Queste sono episodi di maltempo estremo dettato da violentissimi temporali che scaricano tantissima acqua in poco tempo e soprattutto in una zona molto circoscritta. Per la verità, esse sono tipiche del settentrione Per quanto riguarda l’estate e del Centro-Sud (e della Liguria) nella stagione autunnale.

 

In questo caso, i mari molto caldi non fanno altro che enfatizzare l’energia disponibile per la convezione temporalesca e promuovere temporali che scaricano tantissima acqua, anche centinaia di millimetri, in una zona molto ristretta. Va da sé che risultano fenomeni di scarsa predicibilità, se non a qualche ora dall’evento.

 

Le alluvioni arealmente estese

Ci sono poi dei casi dove non si sviluppano Forti temporali, ma sì originano perturbazioni particolarmente persistenti che fanno cadere molta acqua in un’area vastissima. Può essere ad esempio il caso di precipitazioni molto abbondanti su tutto il Piemonte e la Lombardia.

 

In un caso simile, è facile intuire che tutti i fiumi aumentano la loro portata e quelli che convogliano nel Po lo fanno salire a dismisura. Ecco che questo tipo di alluvione è molto più predicibile rispetto a quella lampo, ma è quella che potenzialmente fa più danni.

 

Il caso del Texas

Brutte notizie dal Texas. Nuove piogge torrenziali hanno interrotto le ricerche dei dispersi lungo il fiume Guadalupe. Ricordiamo le devastanti inondazioni del 4 luglio, che hanno già causato almeno 129 vittime confermate. Ma mancano all’appello circa 160 persone, ancora da trovare.

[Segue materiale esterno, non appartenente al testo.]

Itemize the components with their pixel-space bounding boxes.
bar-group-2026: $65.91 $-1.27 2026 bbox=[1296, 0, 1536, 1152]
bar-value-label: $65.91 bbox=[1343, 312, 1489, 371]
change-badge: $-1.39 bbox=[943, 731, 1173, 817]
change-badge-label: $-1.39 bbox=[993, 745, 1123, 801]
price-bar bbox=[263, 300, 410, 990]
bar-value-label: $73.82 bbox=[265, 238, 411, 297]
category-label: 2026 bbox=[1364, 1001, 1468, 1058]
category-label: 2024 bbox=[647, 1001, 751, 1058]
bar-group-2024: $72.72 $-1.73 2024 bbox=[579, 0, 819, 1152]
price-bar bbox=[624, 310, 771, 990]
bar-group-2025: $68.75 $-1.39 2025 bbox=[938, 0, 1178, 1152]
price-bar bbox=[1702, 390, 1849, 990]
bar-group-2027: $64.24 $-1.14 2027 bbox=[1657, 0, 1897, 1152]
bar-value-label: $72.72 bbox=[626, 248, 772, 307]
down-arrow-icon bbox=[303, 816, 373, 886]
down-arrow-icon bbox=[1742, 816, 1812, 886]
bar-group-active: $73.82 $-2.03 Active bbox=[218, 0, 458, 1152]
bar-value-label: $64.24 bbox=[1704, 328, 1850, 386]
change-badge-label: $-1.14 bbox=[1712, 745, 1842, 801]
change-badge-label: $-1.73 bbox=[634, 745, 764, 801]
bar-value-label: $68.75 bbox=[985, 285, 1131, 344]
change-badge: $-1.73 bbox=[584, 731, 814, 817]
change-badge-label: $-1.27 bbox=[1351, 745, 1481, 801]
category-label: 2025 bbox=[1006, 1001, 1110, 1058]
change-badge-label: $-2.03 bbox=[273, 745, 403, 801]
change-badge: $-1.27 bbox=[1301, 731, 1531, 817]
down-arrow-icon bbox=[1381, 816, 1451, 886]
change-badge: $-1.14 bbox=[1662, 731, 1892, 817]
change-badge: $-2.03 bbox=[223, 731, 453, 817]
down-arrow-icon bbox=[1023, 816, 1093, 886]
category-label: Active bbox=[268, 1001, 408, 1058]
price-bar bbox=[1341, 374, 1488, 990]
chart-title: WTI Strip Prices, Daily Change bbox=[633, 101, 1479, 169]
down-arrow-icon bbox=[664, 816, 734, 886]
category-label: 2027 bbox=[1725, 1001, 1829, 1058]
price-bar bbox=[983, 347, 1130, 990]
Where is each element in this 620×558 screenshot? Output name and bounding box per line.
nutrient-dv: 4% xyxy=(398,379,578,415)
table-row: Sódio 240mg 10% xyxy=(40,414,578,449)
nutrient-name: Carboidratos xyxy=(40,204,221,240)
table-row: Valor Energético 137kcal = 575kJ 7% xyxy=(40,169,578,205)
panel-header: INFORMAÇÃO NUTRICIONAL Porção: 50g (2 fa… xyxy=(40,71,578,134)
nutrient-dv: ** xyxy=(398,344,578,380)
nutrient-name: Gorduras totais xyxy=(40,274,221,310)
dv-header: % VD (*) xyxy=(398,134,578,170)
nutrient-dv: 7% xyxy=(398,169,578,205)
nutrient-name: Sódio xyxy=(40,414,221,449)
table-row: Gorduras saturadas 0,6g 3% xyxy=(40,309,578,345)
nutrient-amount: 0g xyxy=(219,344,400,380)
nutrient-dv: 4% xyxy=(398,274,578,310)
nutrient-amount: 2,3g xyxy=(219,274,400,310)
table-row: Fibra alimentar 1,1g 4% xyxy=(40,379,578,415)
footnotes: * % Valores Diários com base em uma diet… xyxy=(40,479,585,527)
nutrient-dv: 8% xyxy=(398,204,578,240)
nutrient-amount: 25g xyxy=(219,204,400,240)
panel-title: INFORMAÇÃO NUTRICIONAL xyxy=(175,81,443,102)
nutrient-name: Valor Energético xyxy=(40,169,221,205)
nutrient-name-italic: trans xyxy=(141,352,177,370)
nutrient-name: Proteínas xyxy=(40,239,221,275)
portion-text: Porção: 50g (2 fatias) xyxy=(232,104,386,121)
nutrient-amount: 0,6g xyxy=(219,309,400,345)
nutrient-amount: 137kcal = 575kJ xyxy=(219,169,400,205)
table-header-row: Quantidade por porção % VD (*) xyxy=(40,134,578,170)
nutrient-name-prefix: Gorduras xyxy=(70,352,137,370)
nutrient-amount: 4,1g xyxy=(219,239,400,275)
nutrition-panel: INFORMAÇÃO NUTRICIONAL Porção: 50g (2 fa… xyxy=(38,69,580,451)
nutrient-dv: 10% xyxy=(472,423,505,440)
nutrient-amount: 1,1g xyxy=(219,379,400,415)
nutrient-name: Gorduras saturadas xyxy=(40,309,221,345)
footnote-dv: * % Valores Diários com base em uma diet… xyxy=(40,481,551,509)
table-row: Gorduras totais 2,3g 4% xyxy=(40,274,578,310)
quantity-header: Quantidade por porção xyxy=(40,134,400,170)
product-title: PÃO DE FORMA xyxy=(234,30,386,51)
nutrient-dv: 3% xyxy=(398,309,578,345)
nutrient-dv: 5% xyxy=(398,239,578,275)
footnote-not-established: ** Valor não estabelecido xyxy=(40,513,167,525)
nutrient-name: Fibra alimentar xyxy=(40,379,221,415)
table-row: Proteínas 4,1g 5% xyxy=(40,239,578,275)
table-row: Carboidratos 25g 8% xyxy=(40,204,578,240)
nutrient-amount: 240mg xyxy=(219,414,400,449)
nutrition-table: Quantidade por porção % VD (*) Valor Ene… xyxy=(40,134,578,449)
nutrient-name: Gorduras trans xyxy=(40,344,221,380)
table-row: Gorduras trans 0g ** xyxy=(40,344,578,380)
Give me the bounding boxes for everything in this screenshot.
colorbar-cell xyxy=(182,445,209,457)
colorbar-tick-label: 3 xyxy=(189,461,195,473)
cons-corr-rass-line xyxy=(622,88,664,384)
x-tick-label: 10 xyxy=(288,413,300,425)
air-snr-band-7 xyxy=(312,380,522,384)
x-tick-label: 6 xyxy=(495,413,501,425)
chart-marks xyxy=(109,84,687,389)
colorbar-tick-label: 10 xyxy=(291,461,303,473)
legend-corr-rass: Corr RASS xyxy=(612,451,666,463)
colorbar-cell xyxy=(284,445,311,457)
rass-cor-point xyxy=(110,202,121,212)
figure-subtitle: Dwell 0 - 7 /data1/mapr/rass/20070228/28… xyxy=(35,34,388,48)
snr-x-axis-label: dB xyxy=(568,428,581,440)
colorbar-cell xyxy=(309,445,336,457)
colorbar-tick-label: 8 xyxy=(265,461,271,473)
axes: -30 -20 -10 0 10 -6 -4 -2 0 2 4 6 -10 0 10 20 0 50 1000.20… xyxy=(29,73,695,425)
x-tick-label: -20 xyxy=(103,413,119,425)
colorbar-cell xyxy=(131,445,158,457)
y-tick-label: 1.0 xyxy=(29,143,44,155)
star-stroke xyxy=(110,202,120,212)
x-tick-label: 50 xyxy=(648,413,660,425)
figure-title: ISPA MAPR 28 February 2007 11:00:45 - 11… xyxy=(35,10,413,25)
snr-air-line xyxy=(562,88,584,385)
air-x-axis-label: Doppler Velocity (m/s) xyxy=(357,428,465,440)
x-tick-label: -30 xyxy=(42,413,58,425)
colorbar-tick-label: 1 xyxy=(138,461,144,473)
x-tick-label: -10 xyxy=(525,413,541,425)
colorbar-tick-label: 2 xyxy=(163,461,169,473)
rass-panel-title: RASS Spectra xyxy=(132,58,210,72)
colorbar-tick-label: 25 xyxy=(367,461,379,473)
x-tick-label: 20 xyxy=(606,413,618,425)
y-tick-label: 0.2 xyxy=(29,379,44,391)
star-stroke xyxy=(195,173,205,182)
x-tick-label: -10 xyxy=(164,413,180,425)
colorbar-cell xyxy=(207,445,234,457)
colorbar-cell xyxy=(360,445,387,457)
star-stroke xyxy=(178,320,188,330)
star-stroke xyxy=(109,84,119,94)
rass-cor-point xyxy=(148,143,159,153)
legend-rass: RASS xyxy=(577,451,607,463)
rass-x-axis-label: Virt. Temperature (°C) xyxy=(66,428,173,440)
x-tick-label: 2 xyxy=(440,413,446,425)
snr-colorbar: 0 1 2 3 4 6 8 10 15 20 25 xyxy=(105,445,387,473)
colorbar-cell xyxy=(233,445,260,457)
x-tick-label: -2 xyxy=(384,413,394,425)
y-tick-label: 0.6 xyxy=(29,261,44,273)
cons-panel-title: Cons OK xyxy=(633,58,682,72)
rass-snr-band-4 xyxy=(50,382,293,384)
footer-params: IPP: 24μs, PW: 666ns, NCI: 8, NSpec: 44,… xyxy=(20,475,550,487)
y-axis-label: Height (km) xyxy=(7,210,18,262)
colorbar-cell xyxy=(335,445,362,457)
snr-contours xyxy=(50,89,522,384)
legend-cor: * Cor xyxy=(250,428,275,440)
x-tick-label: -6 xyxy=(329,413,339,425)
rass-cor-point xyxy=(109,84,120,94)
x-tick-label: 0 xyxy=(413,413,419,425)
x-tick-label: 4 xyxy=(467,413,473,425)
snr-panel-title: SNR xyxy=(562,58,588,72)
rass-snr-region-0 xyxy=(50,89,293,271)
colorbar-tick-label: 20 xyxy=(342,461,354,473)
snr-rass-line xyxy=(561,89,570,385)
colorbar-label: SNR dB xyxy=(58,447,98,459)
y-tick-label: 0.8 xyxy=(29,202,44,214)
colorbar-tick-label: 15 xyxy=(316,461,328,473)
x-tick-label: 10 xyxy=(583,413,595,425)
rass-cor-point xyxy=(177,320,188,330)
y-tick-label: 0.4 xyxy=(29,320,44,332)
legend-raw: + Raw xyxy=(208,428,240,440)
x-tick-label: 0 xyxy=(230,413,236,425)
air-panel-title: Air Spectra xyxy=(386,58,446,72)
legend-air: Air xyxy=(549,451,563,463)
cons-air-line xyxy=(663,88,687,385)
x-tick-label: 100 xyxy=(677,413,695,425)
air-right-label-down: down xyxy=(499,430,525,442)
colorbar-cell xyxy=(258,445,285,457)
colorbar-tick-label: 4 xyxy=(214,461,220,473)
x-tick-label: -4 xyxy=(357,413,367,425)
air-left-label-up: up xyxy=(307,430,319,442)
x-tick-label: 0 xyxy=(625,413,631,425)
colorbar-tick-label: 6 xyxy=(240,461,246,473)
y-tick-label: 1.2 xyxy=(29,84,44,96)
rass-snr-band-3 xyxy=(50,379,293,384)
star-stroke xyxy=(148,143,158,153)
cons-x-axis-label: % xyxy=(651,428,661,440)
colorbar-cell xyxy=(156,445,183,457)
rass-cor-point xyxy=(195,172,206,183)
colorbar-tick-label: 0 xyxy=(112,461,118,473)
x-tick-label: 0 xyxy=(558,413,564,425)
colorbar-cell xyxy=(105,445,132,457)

Ma cos’è successo? Il quadro meteo che ha colpito il Texas è frutto di una numerosi fattori, che dan luogo alla cosiddetta “slow-moving storms”. Si tratta di una tempesta che si muove lentamente e scarica enormi quantità di pioggia su aree abbastanza grandi.

 

E in Italia?

La domanda che ora sorge spontanea è la seguente. Può una catastrofe simile coinvolgere l’Italia? La risposta ovviamente e sfortunatamente è positiva. Però dobbiamo fare un distinguo. Il Texas gode di un clima molto più caldo e di un mare, quello caraibico, che per tutto l’anno è spiccatamente più caldo rispetto al Mediterraneo.

 

Ma quest’anno c’è qualcosa che potrebbe destare timori e paure. La superficie marina mediterranea è molto più calda rispetto alla media. Questo vuol dire che, nella stagione autunnale, il rischio di possibilità di alluvioni lampo c’è ed è maggiore rispetto ad altri anni.

 

Una nota fondamentale

In questo articolo parliamo di scienza e non abbiamo la sfera magica. Non si può dire, nella maniera più assoluta, se un determinato giorno del prossimo autunno sarà alluvionale. Impossibile fare previsioni a mesi di distanza.

 

Però vogliamo sottolineare il fatto che con queste condizioni predisponenti, qualora ci fosse una fase meteo particolarmente perturbata e a lenta evoluzione possiamo correre dei rischi nei prossimi mesi. Non resta quindi che rimanere sintonizzati con la nostra pagina, per sapere eventualmente se ci saranno episodi pericolosi. (METEOGIORNALE.IT)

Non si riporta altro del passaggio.